When I returned to my car, a car had parked perpendicular to me, blocking me in. Taped on my car window was a note: “This is a PRIVATE PARKING LOT. If you want your car, call 532-0527." Sure enough, there was a sign stating clearly that this was a private lot and unauthorized cars would be towed at the owner’s expense; “my” spot even had a number stenciled on it. Oops. Caffeine deprivation can make you blind.
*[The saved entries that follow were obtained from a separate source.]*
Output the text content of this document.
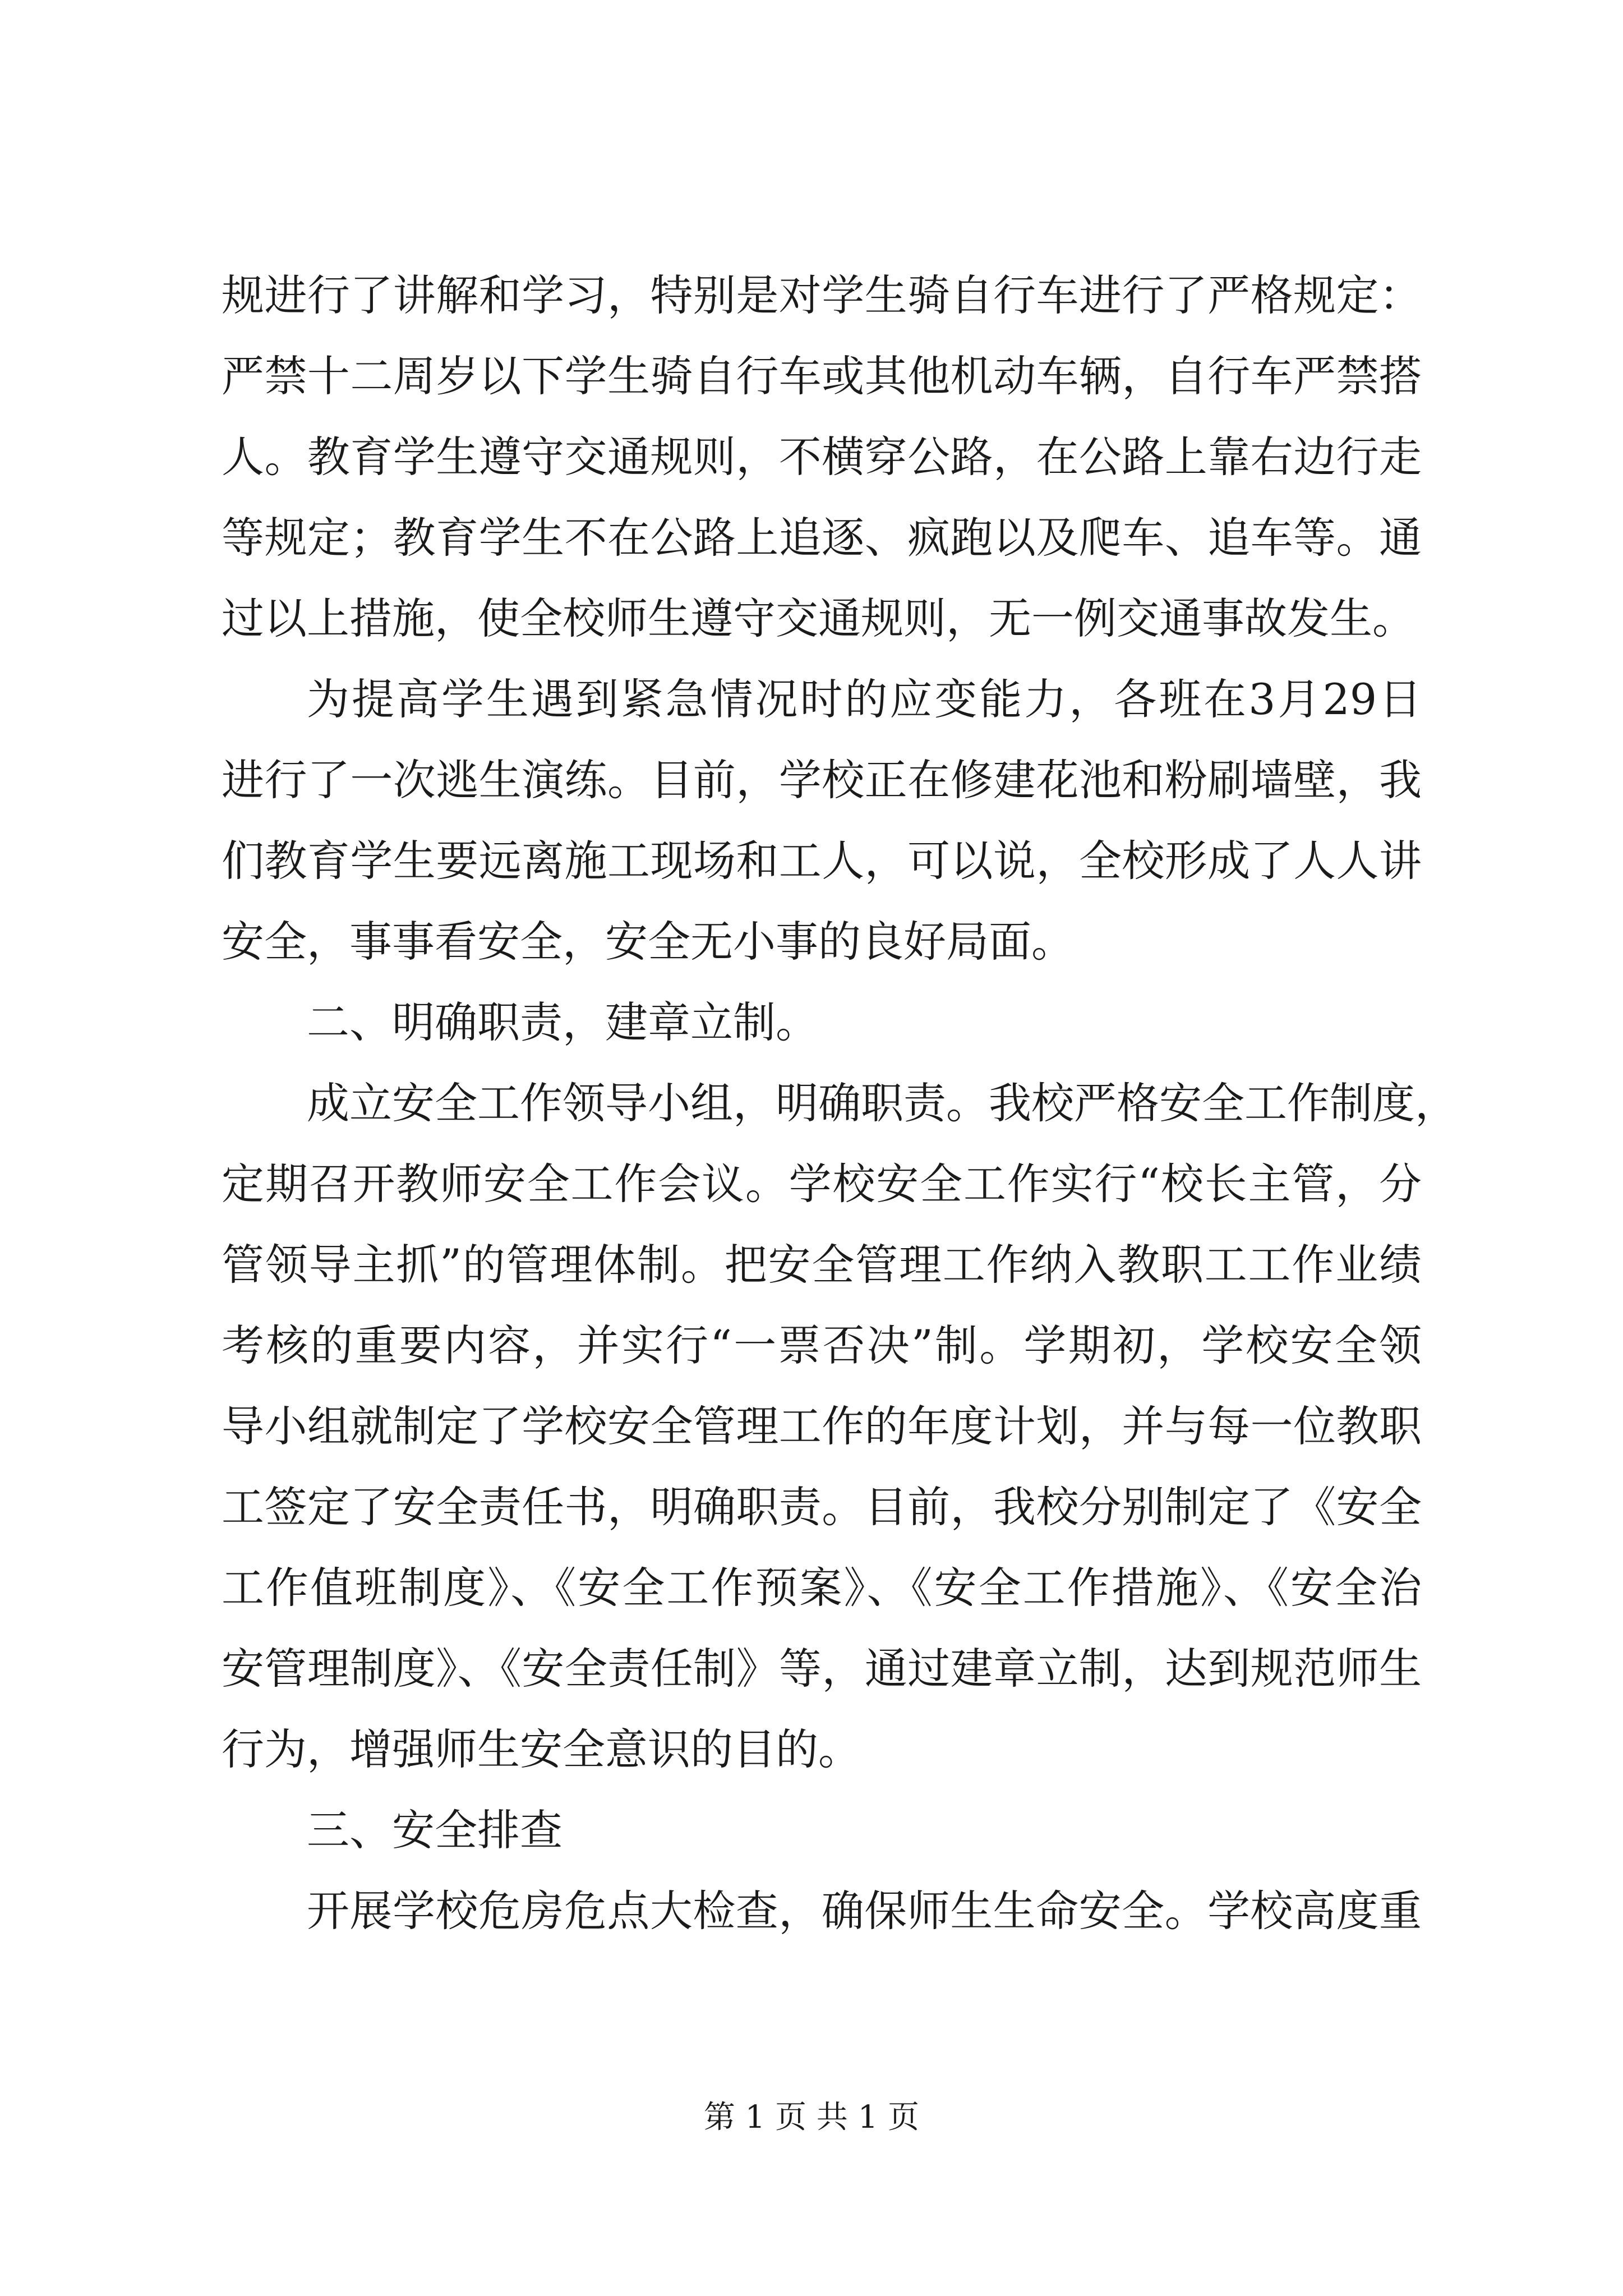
规进行了讲解和学习，特别是对学生骑自行车进行了严格规定：
严禁十二周岁以下学生骑自行车或其他机动车辆，自行车严禁搭
人。教育学生遵守交通规则，不横穿公路，在公路上靠右边行走
等规定；教育学生不在公路上追逐、疯跑以及爬车、追车等。通
过以上措施，使全校师生遵守交通规则，无一例交通事故发生。
为提高学生遇到紧急情况时的应变能力，各班在3月29日
进行了一次逃生演练。目前，学校正在修建花池和粉刷墙壁，我
们教育学生要远离施工现场和工人，可以说，全校形成了人人讲
安全，事事看安全，安全无小事的良好局面。
二、明确职责，建章立制。
成立安全工作领导小组，明确职责。我校严格安全工作制度，
定期召开教师安全工作会议。学校安全工作实行“校长主管，分
管领导主抓”的管理体制。把安全管理工作纳入教职工工作业绩
考核的重要内容，并实行“一票否决”制。学期初，学校安全领
导小组就制定了学校安全管理工作的年度计划，并与每一位教职
工签定了安全责任书，明确职责。目前，我校分别制定了《安全
工作值班制度》、《安全工作预案》、《安全工作措施》、《安全治
安管理制度》、《安全责任制》等，通过建章立制，达到规范师生
行为，增强师生安全意识的目的。
三、安全排查
开展学校危房危点大检查，确保师生生命安全。学校高度重
第 1 页 共 1 页
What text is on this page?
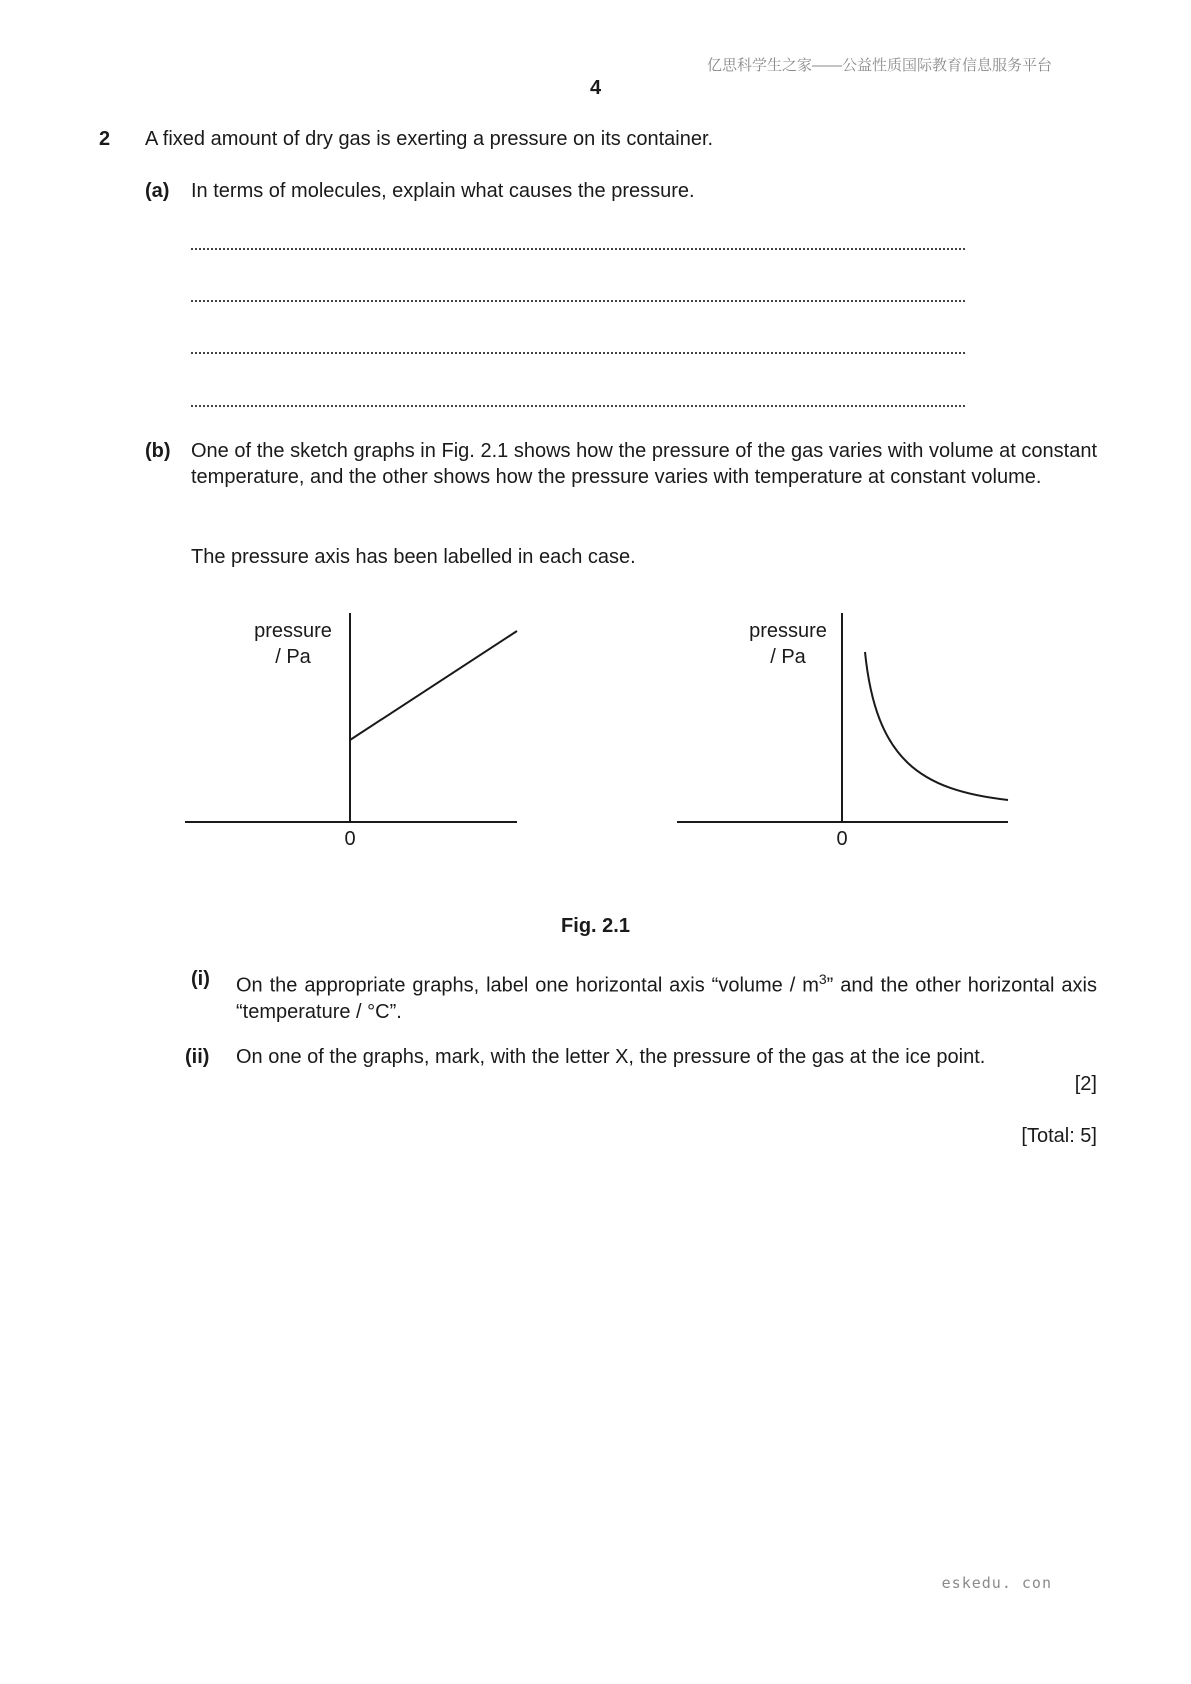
亿思科学生之家——公益性质国际教育信息服务平台
4
2 A fixed amount of dry gas is exerting a pressure on its container.
(a) In terms of molecules, explain what causes the pressure.
(b) One of the sketch graphs in Fig. 2.1 shows how the pressure of the gas varies with volume at constant temperature, and the other shows how the pressure varies with temperature at constant volume.
The pressure axis has been labelled in each case.
pressure
/ Pa
0
pressure
/ Pa
0
Fig. 2.1
(i) On the appropriate graphs, label one horizontal axis “volume / $m^3$” and the other horizontal axis “temperature / °C”.
(ii) On one of the graphs, mark, with the letter X, the pressure of the gas at the ice point.
[2]
[Total: 5]
eskedu. con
I called the number, mildly irritated that whoever left it hadn't included the area code. A woman answered. I said that I felt very stupid: I didn’t know how I could have missed the sign, but I was the person who had parked her car in the private lot, and I was extremely sorry. The woman sounded nice enough. She said she was involved with something and would be down as soon as she was free. I stood in the hot parking lot with my iced coffee for about thirty seconds before I saw a nice bench under a tree. I thought, How hospitable of Lewisburg to provide this shady bench right near the parking lot I’m trapped in. After a while, an elderly woman limped into view. I sprang up and apologized again, but she was not easily mollified. She didn't like that I wasn't sweating in my car while I waited. “The sign’s down right now, but it could have cost you a hundred dollars,” she grumbled.

Again, I said I was sorry. I offered her the ten-dollar bill in my pocket, but she didn't want it. She wanted to keep complaining. As she got into her car, she said, “You pay to park here, and it’s not very nice when someone takes your spot.” O.K., O.K., I got it already. I said I was sorry. What more did she want? "You better never park here again."

She moved her car, but instead of pulling into the spot I had vacated, she took a different spot. I wasn't even in her spot! My car, with its out-of-state license plates and dashboard moose and Buddha-on-a-spring, had made her day. Vigilante justice on the Susquehanna.

So I escaped the wrath of the self-appointed Sheriff of Lewisburg and got back on I-80, where it was business as usual: Road Work Ahead, Bridge May Be Icy, Expect Delays, Rudolph Crossing, Left Lane Closed Ahead, All Trucks Must Enter When Flashing, Scrotum, Expect Major Delays George Washington Bridge to NYC.

We had gotten out to Cleveland in nine hours, but it took me three days to get back home.